A ball rolls with a speed of 6.4 m/s toward the edge of a table that is 0.7 m above the floor. The ball rolls off the table.
a. Find the magnitude of the balls velocity when it hits the floor. m/s
b. At what angle, measured from the horizontal, will the ball's velocity make with the ground? °
The ball after leaving the table
takes part in two motions: horizontal uniform motion
L = v(hor) •t,
and vertical free fall
H = gt^2/2,
t = sqroot(2H/g) = sqroot(2•0.7/9.8) = 1.43 s.
v(vert) = gt = 9.8•1.43 = 14 m/s.
tan α = v(vert)/ v(hor)=14/6.4=2.19
α = 65.4 degr
SORRY!
t = sqroot(2H/g) = sqroot(2•0.7/9.8) = 0.143 s.
v(vert) = gt = 9.8•0.143 = 1.4 m/s.
tan α = v(vert)/ v(hor)=1.4/6.4=0.219
α = 12.35 degr
To solve this problem, we need to analyze the motion of the ball using the principles of physics. We'll consider two main components of the ball's motion: horizontal and vertical.
a. To find the magnitude of the ball's velocity when it hits the floor, we need to determine the horizontal and vertical components of its velocity separately.
1. Horizontal component: The ball rolls with a constant speed, so its horizontal velocity remains constant. We can find it by using the formula: horizontal velocity = initial horizontal velocity = final horizontal velocity.
The given speed of the rolling ball is 6.4 m/s. Since there is no acceleration in the horizontal direction, the horizontal component of the ball's velocity remains 6.4 m/s.
2. Vertical component: The ball experiences vertical free fall acceleration due to gravity (9.8 m/s²), as it falls from the table.
To find the vertical component of the ball's velocity, we'll use the equation of motion in the vertical direction:
final vertical velocity ² = initial vertical velocity ² + 2 * acceleration * displacement
The initial vertical velocity is 0 since the ball starts falling from rest, and the displacement is the height of the table (0.7 m).
final vertical velocity ² = 0 + 2 * (-9.8 m/s²) * (-0.7 m)

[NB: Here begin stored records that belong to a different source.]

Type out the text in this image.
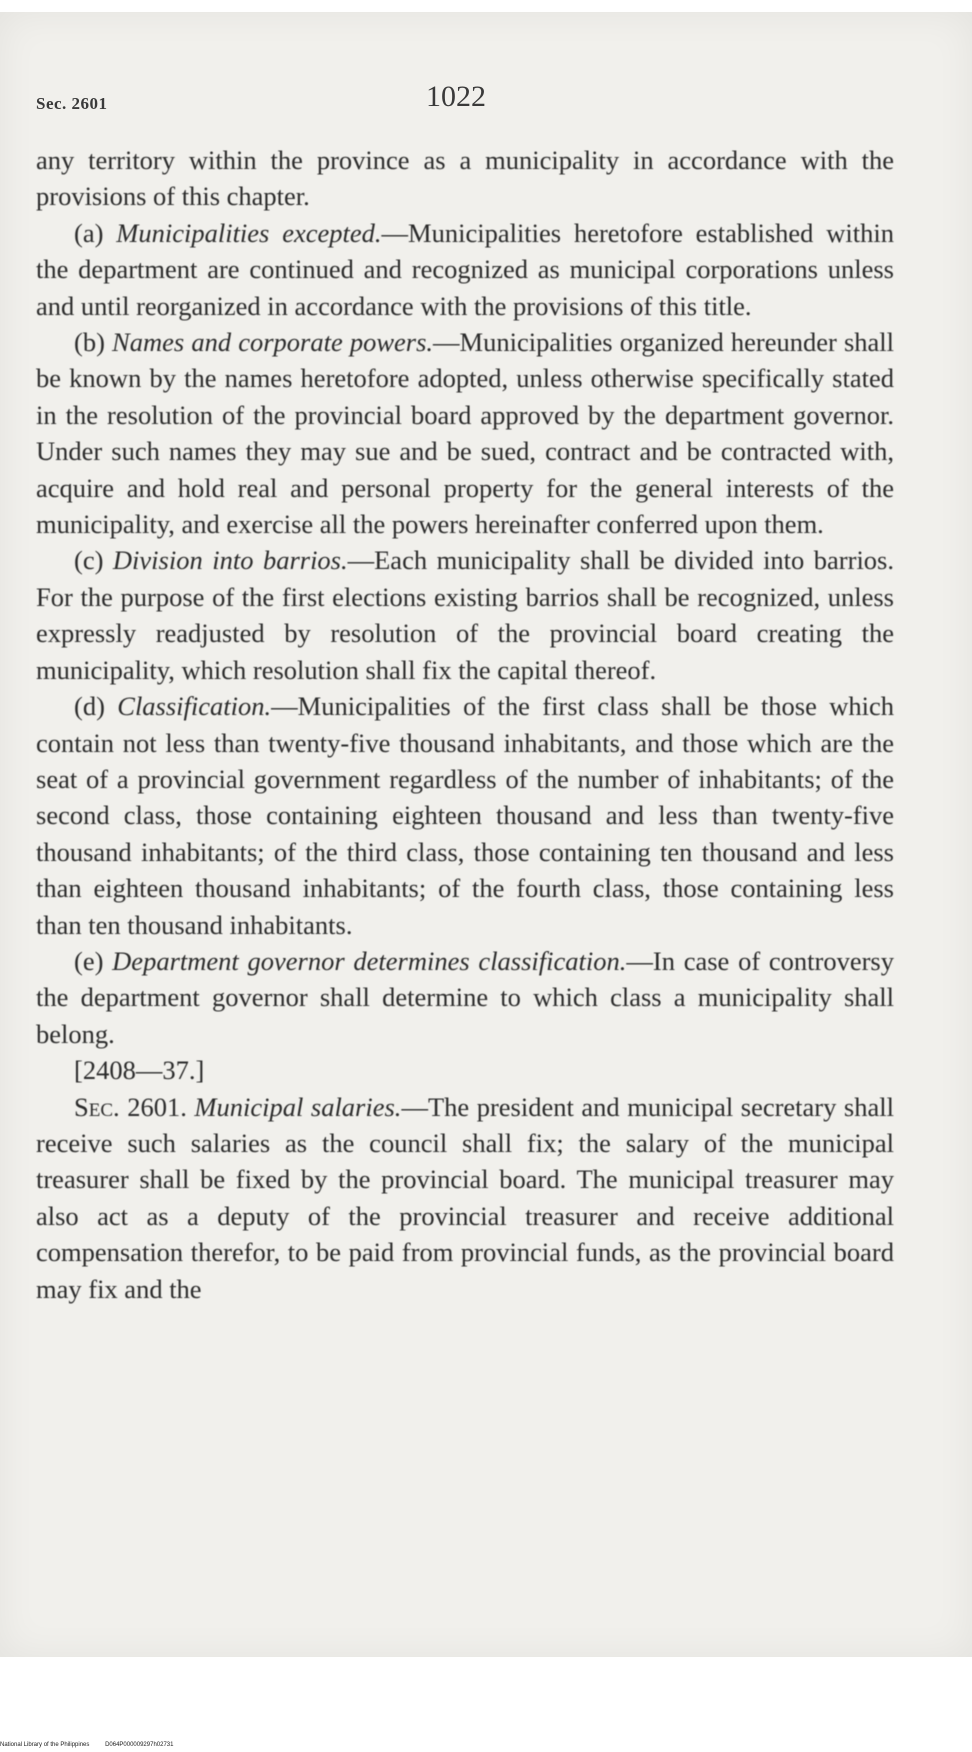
Sec. 2601	1022

any territory within the province as a municipality in accordance with the provisions of this chapter.

(a) Municipalities excepted.—Municipalities heretofore established within the department are continued and recognized as municipal corporations unless and until reorganized in accordance with the provisions of this title.

(b) Names and corporate powers.—Municipalities organized hereunder shall be known by the names heretofore adopted, unless otherwise specifically stated in the resolution of the provincial board approved by the department governor. Under such names they may sue and be sued, contract and be contracted with, acquire and hold real and personal property for the general interests of the municipality, and exercise all the powers hereinafter conferred upon them.

(c) Division into barrios.—Each municipality shall be divided into barrios. For the purpose of the first elections existing barrios shall be recognized, unless expressly readjusted by resolution of the provincial board creating the municipality, which resolution shall fix the capital thereof.

(d) Classification.—Municipalities of the first class shall be those which contain not less than twenty-five thousand inhabitants, and those which are the seat of a provincial government regardless of the number of inhabitants; of the second class, those containing eighteen thousand and less than twenty-five thousand inhabitants; of the third class, those containing ten thousand and less than eighteen thousand inhabitants; of the fourth class, those containing less than ten thousand inhabitants.

(e) Department governor determines classification.—In case of controversy the department governor shall determine to which class a municipality shall belong.

[2408—37.]

Sec. 2601. Municipal salaries.—The president and municipal secretary shall receive such salaries as the council shall fix; the salary of the municipal treasurer shall be fixed by the provincial board. The municipal treasurer may also act as a deputy of the provincial treasurer and receive additional compensation therefor, to be paid from provincial funds, as the provincial board may fix and the

National Library of the Philippines	D064P000009297h02731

final vertical velocity ² = 13.72 m²/s²
final vertical velocity = √(13.72 m²/s²) ≈ 3.71 m/s (rounded to 2 decimal places)

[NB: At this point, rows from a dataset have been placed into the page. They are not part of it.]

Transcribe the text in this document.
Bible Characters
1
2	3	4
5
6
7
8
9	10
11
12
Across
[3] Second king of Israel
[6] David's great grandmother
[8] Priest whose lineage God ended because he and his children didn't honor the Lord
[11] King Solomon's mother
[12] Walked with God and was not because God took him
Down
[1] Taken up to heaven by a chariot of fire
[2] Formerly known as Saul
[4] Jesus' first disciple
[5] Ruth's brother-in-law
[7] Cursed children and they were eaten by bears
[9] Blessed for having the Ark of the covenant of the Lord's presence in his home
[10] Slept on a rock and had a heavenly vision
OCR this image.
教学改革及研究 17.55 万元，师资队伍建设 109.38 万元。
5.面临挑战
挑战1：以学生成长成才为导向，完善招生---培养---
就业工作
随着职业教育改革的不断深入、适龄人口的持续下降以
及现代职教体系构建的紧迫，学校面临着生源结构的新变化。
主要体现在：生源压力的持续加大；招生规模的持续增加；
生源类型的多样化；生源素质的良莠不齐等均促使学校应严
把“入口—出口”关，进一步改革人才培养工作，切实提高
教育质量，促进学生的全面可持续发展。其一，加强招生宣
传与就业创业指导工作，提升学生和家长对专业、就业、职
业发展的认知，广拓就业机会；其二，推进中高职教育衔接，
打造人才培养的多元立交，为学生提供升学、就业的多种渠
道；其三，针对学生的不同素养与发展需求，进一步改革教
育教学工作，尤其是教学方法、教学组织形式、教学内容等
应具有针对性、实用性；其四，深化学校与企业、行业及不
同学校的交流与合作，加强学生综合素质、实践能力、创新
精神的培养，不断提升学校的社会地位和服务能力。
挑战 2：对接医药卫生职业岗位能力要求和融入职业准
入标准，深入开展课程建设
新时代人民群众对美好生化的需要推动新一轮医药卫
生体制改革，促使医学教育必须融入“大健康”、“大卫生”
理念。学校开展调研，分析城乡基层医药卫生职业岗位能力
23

Now, to find the magnitude of the ball's velocity when it hits the floor, we'll combine the horizontal and vertical components using the Pythagorean theorem:
velocity = √(horizontal velocity ² + vertical velocity ²)
velocity = √((6.4 m/s) ² + (3.71 m/s) ²)
velocity ≈ √(41.28 m²/s² + 13.72 m²/s²)
velocity ≈ √55 m²/s²
velocity ≈ 7.42 m/s (rounded to 2 decimal places)
Therefore, the magnitude of the ball's velocity when it hits the floor is approximately 7.42 m/s.
b. Now, let's find the angle at which the ball's velocity makes with the ground.
angle = arctan(vertical velocity / horizontal velocity)
angle = arctan(3.71 m/s / 6.4 m/s)
angle ≈ arctan(0.58)
angle ≈ 29.5° (rounded to 1 decimal place)
Therefore, the angle at which the ball's velocity makes with the ground is approximately 29.5°.